Seules les remontées mécaniques s'élevant à plus de 1 800 mètres ont pu proposer avec certitude des possibilités de ski le week-end dernier… quand elles étaient équipées de canons à neige. Dans les Pyrénées-Orientales, l'unique station à afficher piste ouverte est celle du Puigmal… sur 30 % de son domaine. Et même si les premiers flocons commencent à tomber sur les stations alpines, il n'est pas certain que le nouveau village du Club Med de Valmorel (Savoie) soit sous la neige pour son inauguration, le 9 décembre.

La douceur de l'automne n'est pas la seule menace planant sur les stations de ski. «25 % à 30 % du parc immobilier ne correspond plus aux attentes de la clientèle à la fois en termes de surface et d'équipement, concède Christine Laymard, directrice générale de l'Association nationale des élus de montagne. Il manque parfois un micro-onde, un accès au Wi-Fi…» Appelées «lits froids», ces résidences secondaires, peu louées car inadaptées au marché, menacent l'économie du secteur. La rénovation est une priorité pour les stations françaises, bien plus que la construction neuve.

Remontée en gamme 

L'urgence est d'autant plus vive que la concurrence autrichienne et italienne est pressante et que le vacancier hivernal skie moins. «Le skieur a en moyenne aujourd'hui 40 ans. Il avait quatre ou cinq ans de moins il y a dix ans», analyse Claude Faure, président du directoire de S3V, qui gère les remontées mécaniques des Trois Vallées (Savoie). Pour attirer une clientèle nouvelle, les investissements se multiplient dans les stations haut de gamme. À Courchevel, 135 millions d'euros seront investis sur les remontées mécaniques d'ici à 2020. Un plan couplé à des programmes immobiliers. «Nous réinvestissons dans le foncier pour construire notamment un centre aqualudique de 70 millions d'euros», explique Nicolas Feidt, directeur des services de la commune.

Sur l'autre versant de la Saulire, à Méribel, le premier hôtel 5 étoiles de la station devrait ouvrir ses portes l'an prochain. L'investisseur savoyard, le groupe Chœur de Chaudanne, y possède déjà trois établissements et des résidences de luxe. Ici, près de 40 millions d'euros seront dépensés sur deux ans par la S3V et Alpina (groupe Compagnie des Alpes) pour moderniser les remontées mécaniques de Méribel et Méribel-Mottaret.

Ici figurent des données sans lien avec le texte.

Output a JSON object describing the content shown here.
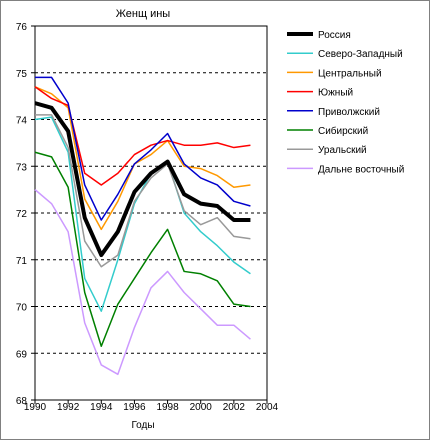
{
  "chart_data": {
    "type": "line",
    "title": "Женщ ины",
    "xlabel": "Годы",
    "ylabel": "",
    "xlim": [
      1990,
      2004
    ],
    "ylim": [
      68,
      76
    ],
    "x_ticks": [
      1990,
      1992,
      1994,
      1996,
      1998,
      2000,
      2002,
      2004
    ],
    "y_ticks": [
      68,
      69,
      70,
      71,
      72,
      73,
      74,
      75,
      76
    ],
    "grid": "horizontal dashed",
    "legend_position": "right",
    "x": [
      1990,
      1991,
      1992,
      1993,
      1994,
      1995,
      1996,
      1997,
      1998,
      1999,
      2000,
      2001,
      2002,
      2003
    ],
    "series": [
      {
        "name": "Россия",
        "color": "#000000",
        "width": 4,
        "values": [
          74.35,
          74.25,
          73.75,
          71.9,
          71.1,
          71.6,
          72.45,
          72.85,
          73.1,
          72.4,
          72.2,
          72.15,
          71.85,
          71.85
        ]
      },
      {
        "name": "Северо-Западный",
        "color": "#33cccc",
        "width": 1.5,
        "values": [
          74.0,
          74.05,
          73.3,
          70.6,
          69.9,
          71.0,
          72.2,
          72.85,
          73.1,
          72.0,
          71.6,
          71.3,
          70.95,
          70.7
        ]
      },
      {
        "name": "Центральный",
        "color": "#ff9900",
        "width": 1.5,
        "values": [
          74.7,
          74.55,
          74.25,
          72.3,
          71.65,
          72.25,
          73.05,
          73.25,
          73.55,
          73.0,
          72.95,
          72.8,
          72.55,
          72.6
        ]
      },
      {
        "name": "Южный",
        "color": "#ff0000",
        "width": 1.5,
        "values": [
          74.7,
          74.45,
          74.3,
          72.85,
          72.6,
          72.85,
          73.25,
          73.45,
          73.55,
          73.45,
          73.45,
          73.5,
          73.4,
          73.45
        ]
      },
      {
        "name": "Приволжский",
        "color": "#0000cc",
        "width": 1.5,
        "values": [
          74.9,
          74.9,
          74.35,
          72.6,
          71.85,
          72.4,
          73.05,
          73.35,
          73.7,
          73.05,
          72.75,
          72.6,
          72.25,
          72.15
        ]
      },
      {
        "name": "Сибирский",
        "color": "#008000",
        "width": 1.5,
        "values": [
          73.3,
          73.2,
          72.55,
          70.3,
          69.15,
          70.05,
          70.6,
          71.15,
          71.65,
          70.75,
          70.7,
          70.55,
          70.05,
          70.0
        ]
      },
      {
        "name": "Уральский",
        "color": "#999999",
        "width": 1.5,
        "values": [
          74.1,
          74.1,
          73.4,
          71.4,
          70.85,
          71.1,
          72.25,
          72.75,
          73.05,
          72.05,
          71.75,
          71.9,
          71.5,
          71.45
        ]
      },
      {
        "name": "Дальне восточный",
        "color": "#cc99ff",
        "width": 1.5,
        "values": [
          72.5,
          72.2,
          71.6,
          69.65,
          68.75,
          68.55,
          69.55,
          70.4,
          70.75,
          70.3,
          69.95,
          69.6,
          69.6,
          69.3
        ]
      }
    ]
  }
}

Sans ces investissements croisés entre remontées mécaniques neuves et rénovation résidentielle, point de salut. «Notre taux de rentabilité est en chute, relève Claude Faure. Notre résultat net d'exploitation était l'an dernier de 4 millions d'euros contre 12 millions il y a cinq ans.»

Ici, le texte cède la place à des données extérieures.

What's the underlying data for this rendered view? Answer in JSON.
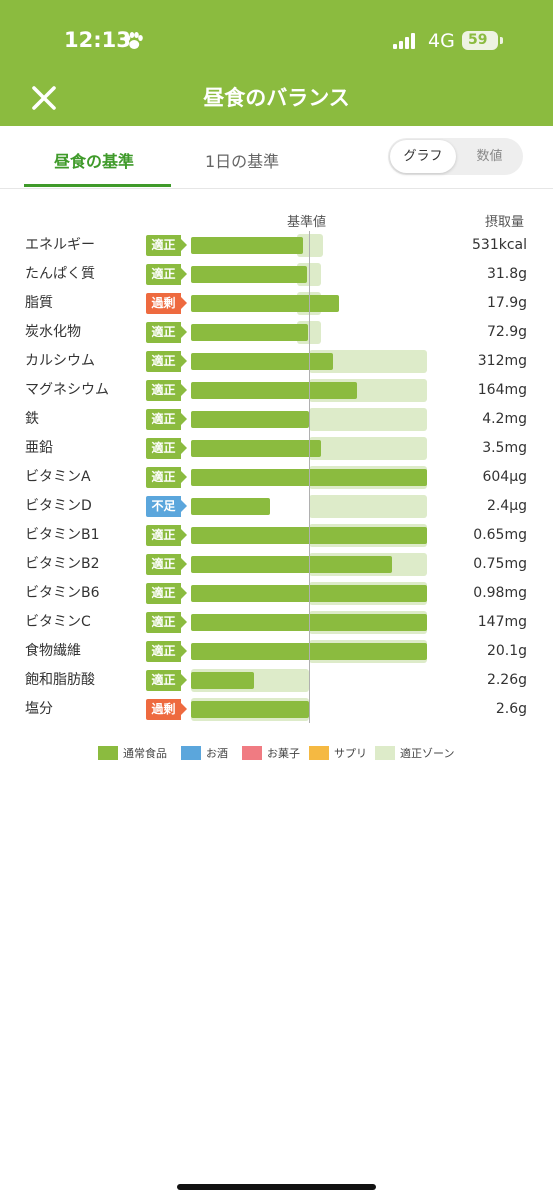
{
  "status_bar": {
    "time": "12:13",
    "network": "4G",
    "battery": "59"
  },
  "header": {
    "title": "昼食のバランス"
  },
  "tabs": [
    {
      "label": "昼食の基準",
      "active": true
    },
    {
      "label": "1日の基準",
      "active": false
    }
  ],
  "toggle": {
    "graph_label": "グラフ",
    "numeric_label": "数値",
    "selected": "グラフ"
  },
  "columns": {
    "standard_label": "基準値",
    "intake_label": "摂取量"
  },
  "colors": {
    "normal_food": "#8bbb3f",
    "alcohol": "#5ba6dc",
    "snacks": "#f07b82",
    "supplement": "#f5b942",
    "zone": "#ddebc9",
    "excess": "#ee6a3f",
    "deficient": "#5ba6dc"
  },
  "nutrients": [
    {
      "name": "エネルギー",
      "status": "適正",
      "status_type": "ok",
      "value": "531kcal",
      "intake_ratio": 0.95,
      "zone": [
        0.9,
        1.12
      ]
    },
    {
      "name": "たんぱく質",
      "status": "適正",
      "status_type": "ok",
      "value": "31.8g",
      "intake_ratio": 0.98,
      "zone": [
        0.9,
        1.1
      ]
    },
    {
      "name": "脂質",
      "status": "過剰",
      "status_type": "over",
      "value": "17.9g",
      "intake_ratio": 1.25,
      "zone": [
        0.9,
        1.1
      ]
    },
    {
      "name": "炭水化物",
      "status": "適正",
      "status_type": "ok",
      "value": "72.9g",
      "intake_ratio": 0.99,
      "zone": [
        0.9,
        1.1
      ]
    },
    {
      "name": "カルシウム",
      "status": "適正",
      "status_type": "ok",
      "value": "312mg",
      "intake_ratio": 1.2,
      "zone": [
        1.0,
        2.0
      ]
    },
    {
      "name": "マグネシウム",
      "status": "適正",
      "status_type": "ok",
      "value": "164mg",
      "intake_ratio": 1.41,
      "zone": [
        1.0,
        2.0
      ]
    },
    {
      "name": "鉄",
      "status": "適正",
      "status_type": "ok",
      "value": "4.2mg",
      "intake_ratio": 1.0,
      "zone": [
        1.0,
        2.0
      ]
    },
    {
      "name": "亜鉛",
      "status": "適正",
      "status_type": "ok",
      "value": "3.5mg",
      "intake_ratio": 1.1,
      "zone": [
        1.0,
        2.0
      ]
    },
    {
      "name": "ビタミンA",
      "status": "適正",
      "status_type": "ok",
      "value": "604μg",
      "intake_ratio": 2.0,
      "zone": [
        1.0,
        2.0
      ]
    },
    {
      "name": "ビタミンD",
      "status": "不足",
      "status_type": "under",
      "value": "2.4μg",
      "intake_ratio": 0.67,
      "zone": [
        1.0,
        2.0
      ]
    },
    {
      "name": "ビタミンB1",
      "status": "適正",
      "status_type": "ok",
      "value": "0.65mg",
      "intake_ratio": 2.0,
      "zone": [
        1.0,
        2.0
      ]
    },
    {
      "name": "ビタミンB2",
      "status": "適正",
      "status_type": "ok",
      "value": "0.75mg",
      "intake_ratio": 1.7,
      "zone": [
        1.0,
        2.0
      ]
    },
    {
      "name": "ビタミンB6",
      "status": "適正",
      "status_type": "ok",
      "value": "0.98mg",
      "intake_ratio": 2.0,
      "zone": [
        1.0,
        2.0
      ]
    },
    {
      "name": "ビタミンC",
      "status": "適正",
      "status_type": "ok",
      "value": "147mg",
      "intake_ratio": 2.0,
      "zone": [
        1.0,
        2.0
      ]
    },
    {
      "name": "食物繊維",
      "status": "適正",
      "status_type": "ok",
      "value": "20.1g",
      "intake_ratio": 2.0,
      "zone": [
        1.0,
        2.0
      ]
    },
    {
      "name": "飽和脂肪酸",
      "status": "適正",
      "status_type": "ok",
      "value": "2.26g",
      "intake_ratio": 0.53,
      "zone": [
        0.0,
        1.0
      ]
    },
    {
      "name": "塩分",
      "status": "過剰",
      "status_type": "over",
      "value": "2.6g",
      "intake_ratio": 1.0,
      "zone": [
        0.0,
        1.0
      ]
    }
  ],
  "legend": [
    {
      "label": "通常食品",
      "color": "#8bbb3f"
    },
    {
      "label": "お酒",
      "color": "#5ba6dc"
    },
    {
      "label": "お菓子",
      "color": "#f07b82"
    },
    {
      "label": "サプリ",
      "color": "#f5b942"
    },
    {
      "label": "適正ゾーン",
      "color": "#ddebc9"
    }
  ]
}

D'après Domaine skiable de France, le chiffre d'affaires développé par les remontées mécaniques françaises s'élève à 1,1 milliard d'euros, dont 88 % pour les seules stations de Savoie et de Haute-Savoie. Or, selon la Cour des comptes, les investissements à la charge du délégataire dans ce domaine sont souvent «mal définis» par les contrats de concession. Ainsi, à Villars-de-Lans (Isère), sur les trente ans que dure cette délégation, seuls les dix premiers «prévoient un contrat minimal d'investissement». La Cour relève : «Aucun engagement n'est formalisé pour les deux décennies suivantes.»